Discount retailer Primark has become the first big UK employer to turn down a multimillion-pound bonus the UK government is offering for returning furloughed staff to work, saying the sweetener "should not be necessary".
The decision by the company, founde din Ireland as Penneys and part of London-listed Associated British Foods, will intensify the scrutiny on how the rest of corporate Britain responds to a scheme laid out by chancellor Rishi Sunak last week.
Under the scheme, companies will receive £1,000 for each furloughed worker they bring back – as long as they are still employed by the end of January next. The plan is part of a wider push to reboot the economy that the UK government announced last week.
However, the scheme has drawn some criticism for not distinguishing between companies that have the resources to bring back employees – and planned to anyway – and those that do not.

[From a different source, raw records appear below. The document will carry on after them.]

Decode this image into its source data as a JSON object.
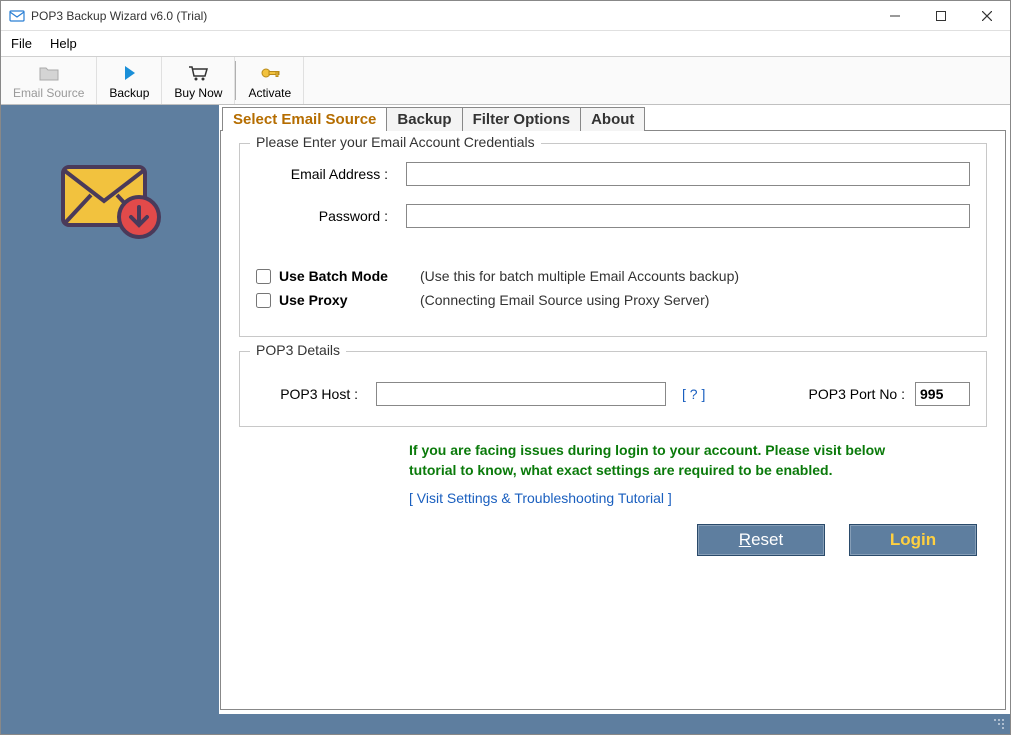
{
  "window": {
    "title": "POP3 Backup Wizard v6.0 (Trial)"
  },
  "menus": {
    "file": "File",
    "help": "Help"
  },
  "toolbar": {
    "email_source": "Email Source",
    "backup": "Backup",
    "buy_now": "Buy Now",
    "activate": "Activate"
  },
  "tabs": {
    "select_source": "Select Email Source",
    "backup": "Backup",
    "filter": "Filter Options",
    "about": "About"
  },
  "credentials": {
    "legend": "Please Enter your Email Account Credentials",
    "email_label": "Email Address :",
    "email_value": "",
    "password_label": "Password :",
    "password_value": "",
    "batch_label": "Use Batch Mode",
    "batch_hint": "(Use this for batch multiple Email Accounts backup)",
    "proxy_label": "Use Proxy",
    "proxy_hint": "(Connecting Email Source using Proxy Server)"
  },
  "pop3": {
    "legend": "POP3 Details",
    "host_label": "POP3 Host :",
    "host_value": "",
    "help_link": "[ ? ]",
    "port_label": "POP3 Port No :",
    "port_value": "995"
  },
  "info": {
    "msg": "If you are facing issues during login to your account. Please visit below tutorial to know, what exact settings are required to be enabled.",
    "tutorial": "[ Visit Settings & Troubleshooting Tutorial ]"
  },
  "buttons": {
    "reset": "Reset",
    "login": "Login"
  }
}
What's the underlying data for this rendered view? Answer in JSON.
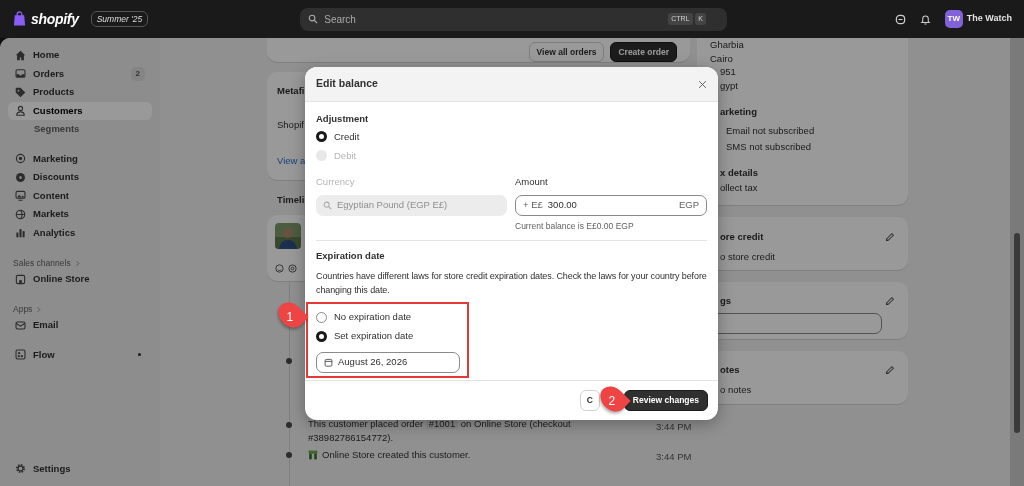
{
  "top_bar": {
    "logo": "shopify",
    "edition": "Summer '25",
    "search": {
      "placeholder": "Search"
    },
    "shortcut_keys": [
      "CTRL",
      "K"
    ],
    "account": {
      "initials": "TW",
      "name": "The Watch"
    }
  },
  "sidebar": {
    "groups": [
      [
        {
          "kind": "item",
          "label": "Home",
          "selected": false
        },
        {
          "kind": "item",
          "label": "Orders",
          "selected": false,
          "badge": "2"
        },
        {
          "kind": "item",
          "label": "Products",
          "selected": false
        },
        {
          "kind": "item",
          "label": "Customers",
          "selected": true
        },
        {
          "kind": "subitem",
          "label": "Segments",
          "selected": false
        }
      ],
      [
        {
          "kind": "item",
          "label": "Marketing",
          "selected": false
        },
        {
          "kind": "item",
          "label": "Discounts",
          "selected": false
        },
        {
          "kind": "item",
          "label": "Content",
          "selected": false
        },
        {
          "kind": "item",
          "label": "Markets",
          "selected": false
        },
        {
          "kind": "item",
          "label": "Analytics",
          "selected": false
        }
      ],
      [
        {
          "kind": "section",
          "label": "Sales channels"
        },
        {
          "kind": "item",
          "label": "Online Store",
          "selected": false
        }
      ],
      [
        {
          "kind": "section",
          "label": "Apps"
        },
        {
          "kind": "item",
          "label": "Email",
          "selected": false
        }
      ],
      [
        {
          "kind": "item",
          "label": "Flow",
          "selected": false,
          "unread": true
        }
      ]
    ],
    "settings": {
      "label": "Settings",
      "selected": false
    }
  },
  "main": {
    "orders_card": {
      "buttons": [
        {
          "label": "View all orders",
          "kind": "secondary"
        },
        {
          "label": "Create order",
          "kind": "primary"
        }
      ]
    },
    "metafields_card": {
      "title": "Metafi",
      "text": "Shopif",
      "link": "View a"
    },
    "timeline": {
      "title": "Timeli",
      "entries": [
        {
          "kind": "hidden"
        },
        {
          "kind": "order",
          "text_before": "This customer placed order",
          "order": "#1001",
          "text_after": "on Online Store (checkout #38982786154772).",
          "time": "3:44 PM"
        },
        {
          "kind": "store",
          "text": "Online Store created this customer.",
          "time": "3:44 PM"
        }
      ]
    }
  },
  "right_column": {
    "address_lines": [
      "Gharbia",
      "Cairo",
      "951",
      "gypt"
    ],
    "marketing": {
      "title": "arketing",
      "items": [
        "Email not subscribed",
        "SMS not subscribed"
      ]
    },
    "tax": {
      "title": "x details",
      "text": "ollect tax"
    },
    "store_credit": {
      "title": "ore credit",
      "text": "o store credit"
    },
    "tags": {
      "title": "gs"
    },
    "notes": {
      "title": "otes",
      "text": "o notes"
    }
  },
  "modal": {
    "title": "Edit balance",
    "adjustment": {
      "title": "Adjustment",
      "options": [
        {
          "label": "Credit",
          "selected": true,
          "disabled": false
        },
        {
          "label": "Debit",
          "selected": false,
          "disabled": true
        }
      ]
    },
    "currency": {
      "label": "Currency",
      "value": "Egyptian Pound (EGP E£)",
      "disabled": true
    },
    "amount": {
      "label": "Amount",
      "prefix": "+ E£",
      "value": "300.00",
      "suffix": "EGP",
      "help": "Current balance is E£0.00 EGP"
    },
    "expiration": {
      "title": "Expiration date",
      "description": "Countries have different laws for store credit expiration dates. Check the laws for your country before changing this date.",
      "options": [
        {
          "label": "No expiration date",
          "selected": false
        },
        {
          "label": "Set expiration date",
          "selected": true
        }
      ],
      "date": "August 26, 2026"
    },
    "buttons": [
      {
        "label": "C",
        "kind": "secondary"
      },
      {
        "label": "Review changes",
        "kind": "primary"
      }
    ]
  },
  "annotations": [
    {
      "label": "1"
    },
    {
      "label": "2"
    }
  ]
}
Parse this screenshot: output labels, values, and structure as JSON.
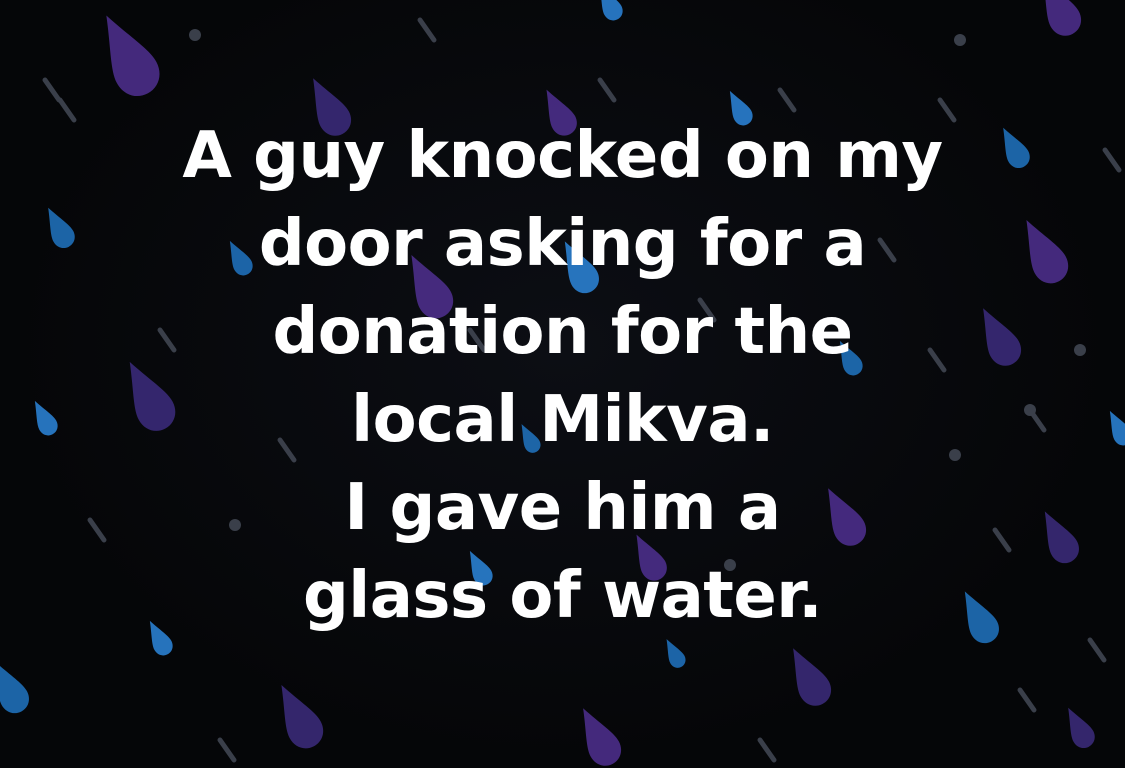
{
  "background": {
    "base_color": "#050608",
    "drop_colors": [
      "#4b2e8a",
      "#3a2a78",
      "#1f6fb8",
      "#2a7fd0"
    ],
    "streak_color": "#3a3f4a"
  },
  "caption": {
    "lines": [
      "A guy knocked on my",
      "door asking for a",
      "donation for the",
      "local Mikva.",
      "I gave him a",
      "glass of water."
    ],
    "text_color": "#ffffff"
  }
}
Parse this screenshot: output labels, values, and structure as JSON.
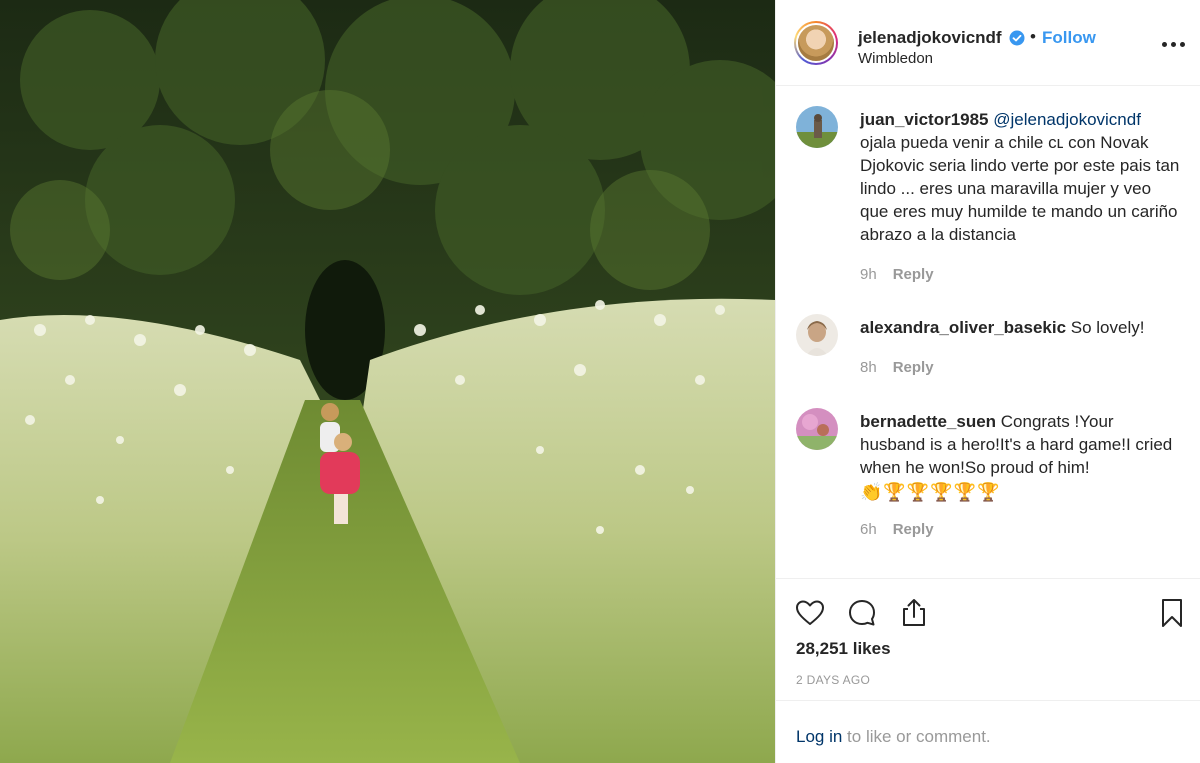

In a statement Primark, which furloughed about 30,000 staff as the UK government shut non-essential retailers during the lockdown, said it “should not be necessary” to apply for the bonus, which would have amounted to about £30 million for the retailer.
Department store chain John Lewis, which is owned by its employees, is unlikely to take part in the bonus scheme, according to a person familiar with the matter, who cautioned that a formal decision had not been made. Having furloughed 14,000 staff in April, John Lewis said last week it would not reopen eight of its 50 stores, putting 1,300 jobs at risk.
Paul Johnson, director of the Institute for Fiscal Studies, pointed out last week “how hard it is to target resources only where they are really needed”, and said that many companies receiving the bonus would have rehired staff anyway.
The furlough scheme, which has supported more than seven million jobs, will end in October.